Using iPhones, no need to even open an app.

Interesting news out of Chicago’s Fulton Market District. A multi-tenant office building, 167 Green Street, has made electronic badge access available to all working in the building. Developers Shapack Partners and Focus, with real estate investment firm Walton Street Capital, claim that this is the “first multi-tenant office building in the United States to offer all tenants building access through employee badge in Apple Wallet,” according to a press release.

Tenants can “seamlessly and securely tap their iPhone or Apple Watch to unlock office doors, turnstiles, elevators, and key card-protected amenity spaces – eliminating the need to open an app or present a traditional plastic access key,” the firms explained. “Even if a user’s iPhone needs to be charged, they will still be able to access the building for up to five hours after with Power Reserve.”

Two companies are behind the technology. Sharry, a European proptech company, specializes in “touchless access” and “reception management,” according to its website. Sharry claims that it integrates with more than 20 access control systems and is in use across 40 million square feet of facilities on three continents.

The second vendor is HID Global, which specializes in managing trusted identities. It claims that “millions of people in more than 100 countries” use its products and services daily.

The approach is interesting from a number of angles. One is finding new ways to offer value to tenants.
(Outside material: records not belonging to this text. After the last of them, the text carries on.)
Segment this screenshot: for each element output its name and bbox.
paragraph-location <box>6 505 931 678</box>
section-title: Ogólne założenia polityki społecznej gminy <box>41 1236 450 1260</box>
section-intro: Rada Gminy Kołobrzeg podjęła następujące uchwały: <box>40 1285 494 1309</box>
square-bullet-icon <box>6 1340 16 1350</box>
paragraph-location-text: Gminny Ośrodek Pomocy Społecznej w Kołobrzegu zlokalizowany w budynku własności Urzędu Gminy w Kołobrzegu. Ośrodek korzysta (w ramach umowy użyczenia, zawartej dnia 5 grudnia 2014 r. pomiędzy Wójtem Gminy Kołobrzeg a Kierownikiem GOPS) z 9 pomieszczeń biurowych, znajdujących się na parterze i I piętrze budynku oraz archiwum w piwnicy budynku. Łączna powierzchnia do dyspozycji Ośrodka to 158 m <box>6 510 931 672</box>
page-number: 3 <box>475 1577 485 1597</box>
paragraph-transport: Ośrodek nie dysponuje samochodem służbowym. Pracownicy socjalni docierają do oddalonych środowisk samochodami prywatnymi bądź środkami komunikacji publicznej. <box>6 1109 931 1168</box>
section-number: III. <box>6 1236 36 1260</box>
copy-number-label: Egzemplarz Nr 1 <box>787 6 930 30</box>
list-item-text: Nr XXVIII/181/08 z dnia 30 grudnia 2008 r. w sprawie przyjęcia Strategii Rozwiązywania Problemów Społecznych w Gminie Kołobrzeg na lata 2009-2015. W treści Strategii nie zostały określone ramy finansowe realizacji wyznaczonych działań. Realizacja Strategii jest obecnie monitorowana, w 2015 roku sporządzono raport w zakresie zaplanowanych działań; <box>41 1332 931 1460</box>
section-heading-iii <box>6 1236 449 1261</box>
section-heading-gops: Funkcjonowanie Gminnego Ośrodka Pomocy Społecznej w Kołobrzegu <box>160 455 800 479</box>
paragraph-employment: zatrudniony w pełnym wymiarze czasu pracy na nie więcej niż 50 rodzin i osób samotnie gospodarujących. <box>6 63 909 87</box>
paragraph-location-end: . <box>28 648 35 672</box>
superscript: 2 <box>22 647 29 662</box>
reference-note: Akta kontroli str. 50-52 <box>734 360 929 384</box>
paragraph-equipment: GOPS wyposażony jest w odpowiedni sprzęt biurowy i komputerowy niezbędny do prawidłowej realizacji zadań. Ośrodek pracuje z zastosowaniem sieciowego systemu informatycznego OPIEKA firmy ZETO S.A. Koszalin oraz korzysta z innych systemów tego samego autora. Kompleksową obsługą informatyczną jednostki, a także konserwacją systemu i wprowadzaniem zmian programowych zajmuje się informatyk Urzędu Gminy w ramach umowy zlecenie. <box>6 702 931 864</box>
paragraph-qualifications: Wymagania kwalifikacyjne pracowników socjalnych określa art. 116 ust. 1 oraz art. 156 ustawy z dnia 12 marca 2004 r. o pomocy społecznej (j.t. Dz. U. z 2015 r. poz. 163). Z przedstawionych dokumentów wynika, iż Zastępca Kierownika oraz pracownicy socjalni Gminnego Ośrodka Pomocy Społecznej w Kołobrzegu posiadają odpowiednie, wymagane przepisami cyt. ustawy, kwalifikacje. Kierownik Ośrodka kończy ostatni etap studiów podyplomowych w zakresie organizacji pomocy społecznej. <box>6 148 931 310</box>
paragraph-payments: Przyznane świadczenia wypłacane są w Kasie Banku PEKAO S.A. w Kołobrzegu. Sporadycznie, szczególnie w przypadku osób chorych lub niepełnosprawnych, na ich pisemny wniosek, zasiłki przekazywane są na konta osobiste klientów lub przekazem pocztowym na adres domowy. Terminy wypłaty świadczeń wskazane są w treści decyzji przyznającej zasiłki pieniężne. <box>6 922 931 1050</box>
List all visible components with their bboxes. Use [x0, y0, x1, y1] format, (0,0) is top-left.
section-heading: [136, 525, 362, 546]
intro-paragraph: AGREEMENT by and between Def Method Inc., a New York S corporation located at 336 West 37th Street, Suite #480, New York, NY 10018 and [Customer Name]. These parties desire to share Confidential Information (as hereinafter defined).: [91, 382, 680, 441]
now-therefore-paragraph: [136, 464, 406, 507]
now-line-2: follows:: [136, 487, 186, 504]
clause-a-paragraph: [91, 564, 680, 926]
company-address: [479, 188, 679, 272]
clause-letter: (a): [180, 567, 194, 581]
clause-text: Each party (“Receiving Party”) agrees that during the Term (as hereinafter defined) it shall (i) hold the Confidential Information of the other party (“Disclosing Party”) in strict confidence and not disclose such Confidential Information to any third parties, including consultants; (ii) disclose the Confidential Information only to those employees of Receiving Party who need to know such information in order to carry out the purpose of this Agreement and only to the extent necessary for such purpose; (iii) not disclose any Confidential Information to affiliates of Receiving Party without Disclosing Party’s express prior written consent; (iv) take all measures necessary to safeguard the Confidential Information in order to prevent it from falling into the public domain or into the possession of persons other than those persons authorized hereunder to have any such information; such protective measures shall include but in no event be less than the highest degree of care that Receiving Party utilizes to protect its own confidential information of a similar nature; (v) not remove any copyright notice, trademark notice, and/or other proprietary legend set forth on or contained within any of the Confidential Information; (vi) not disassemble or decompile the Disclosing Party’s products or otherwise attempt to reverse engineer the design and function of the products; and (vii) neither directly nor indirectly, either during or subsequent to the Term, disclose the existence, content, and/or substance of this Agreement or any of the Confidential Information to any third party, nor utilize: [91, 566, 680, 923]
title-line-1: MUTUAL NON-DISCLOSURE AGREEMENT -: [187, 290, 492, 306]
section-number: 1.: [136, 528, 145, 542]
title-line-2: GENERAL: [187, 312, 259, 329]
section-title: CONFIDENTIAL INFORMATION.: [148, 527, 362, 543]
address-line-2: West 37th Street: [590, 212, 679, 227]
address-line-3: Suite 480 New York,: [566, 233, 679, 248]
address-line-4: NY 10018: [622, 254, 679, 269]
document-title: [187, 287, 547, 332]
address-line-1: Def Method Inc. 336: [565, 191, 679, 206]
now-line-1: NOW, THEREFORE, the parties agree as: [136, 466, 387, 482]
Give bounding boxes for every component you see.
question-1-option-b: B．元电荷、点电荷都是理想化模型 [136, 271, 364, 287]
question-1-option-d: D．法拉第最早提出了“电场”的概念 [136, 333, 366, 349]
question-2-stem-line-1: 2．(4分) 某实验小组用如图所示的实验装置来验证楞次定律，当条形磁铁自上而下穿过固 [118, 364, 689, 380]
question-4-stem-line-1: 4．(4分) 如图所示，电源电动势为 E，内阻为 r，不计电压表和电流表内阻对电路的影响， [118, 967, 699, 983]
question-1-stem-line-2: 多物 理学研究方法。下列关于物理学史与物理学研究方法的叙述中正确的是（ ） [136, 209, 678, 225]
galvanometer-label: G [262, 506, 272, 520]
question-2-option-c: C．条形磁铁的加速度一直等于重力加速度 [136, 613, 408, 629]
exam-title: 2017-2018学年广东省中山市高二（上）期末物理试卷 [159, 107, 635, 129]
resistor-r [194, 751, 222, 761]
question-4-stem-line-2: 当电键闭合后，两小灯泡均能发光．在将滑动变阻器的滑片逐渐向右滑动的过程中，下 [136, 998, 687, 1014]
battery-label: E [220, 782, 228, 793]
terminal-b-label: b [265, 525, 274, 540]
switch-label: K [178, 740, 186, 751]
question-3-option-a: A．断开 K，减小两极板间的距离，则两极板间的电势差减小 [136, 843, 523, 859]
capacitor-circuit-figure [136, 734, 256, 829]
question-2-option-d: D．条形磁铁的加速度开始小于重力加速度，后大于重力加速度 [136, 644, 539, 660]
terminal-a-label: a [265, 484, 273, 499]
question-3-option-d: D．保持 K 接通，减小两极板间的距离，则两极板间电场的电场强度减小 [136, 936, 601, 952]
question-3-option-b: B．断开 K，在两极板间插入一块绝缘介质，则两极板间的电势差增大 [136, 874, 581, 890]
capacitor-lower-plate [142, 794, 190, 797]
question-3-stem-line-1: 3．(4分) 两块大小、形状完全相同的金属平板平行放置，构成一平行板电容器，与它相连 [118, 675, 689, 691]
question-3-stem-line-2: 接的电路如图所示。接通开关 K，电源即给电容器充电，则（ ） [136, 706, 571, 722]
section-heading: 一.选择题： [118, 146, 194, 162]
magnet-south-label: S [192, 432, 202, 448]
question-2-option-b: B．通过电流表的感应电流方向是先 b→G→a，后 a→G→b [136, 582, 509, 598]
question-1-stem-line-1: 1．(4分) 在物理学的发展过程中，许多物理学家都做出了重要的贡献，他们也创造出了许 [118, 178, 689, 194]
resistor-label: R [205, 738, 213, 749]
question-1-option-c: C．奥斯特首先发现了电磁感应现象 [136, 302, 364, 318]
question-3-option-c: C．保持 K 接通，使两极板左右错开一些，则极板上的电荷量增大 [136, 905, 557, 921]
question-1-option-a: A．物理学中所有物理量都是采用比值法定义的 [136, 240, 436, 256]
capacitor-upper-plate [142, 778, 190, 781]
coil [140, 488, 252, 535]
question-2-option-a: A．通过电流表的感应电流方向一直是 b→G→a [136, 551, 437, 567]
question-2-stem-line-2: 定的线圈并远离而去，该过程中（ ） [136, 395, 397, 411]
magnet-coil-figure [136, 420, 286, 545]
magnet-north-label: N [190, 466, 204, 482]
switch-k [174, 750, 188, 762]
According to JLL, bundled packages of space and services are on their way to the industry. Combining utilities, Internet access, and tech services like network, cybersecurity, and telephone, the assumption is that generational changes in tenant businesses’ management will push for increased convenience demands.

Managing building and facilities access would seem a good example of building services with space. Tenants need ways for their employees to gain access to buildings, but in a multi-tenant building, no single company has the ability to set standards. Different solutions would have to work within the same building framework. That might be possible, but it’s also messy and begging for complications in implementation and support.

No approach like this is foolproof or always the right approach. For example, iPhones are extremely popular, particularly in the U.S., but there are many Android phone users. For certainty, software systems would have to work with all popular platforms. There are also other potential services that a building could offer to its tenants and their employees. Each potentially makes the property more attractive to companies and saves them money.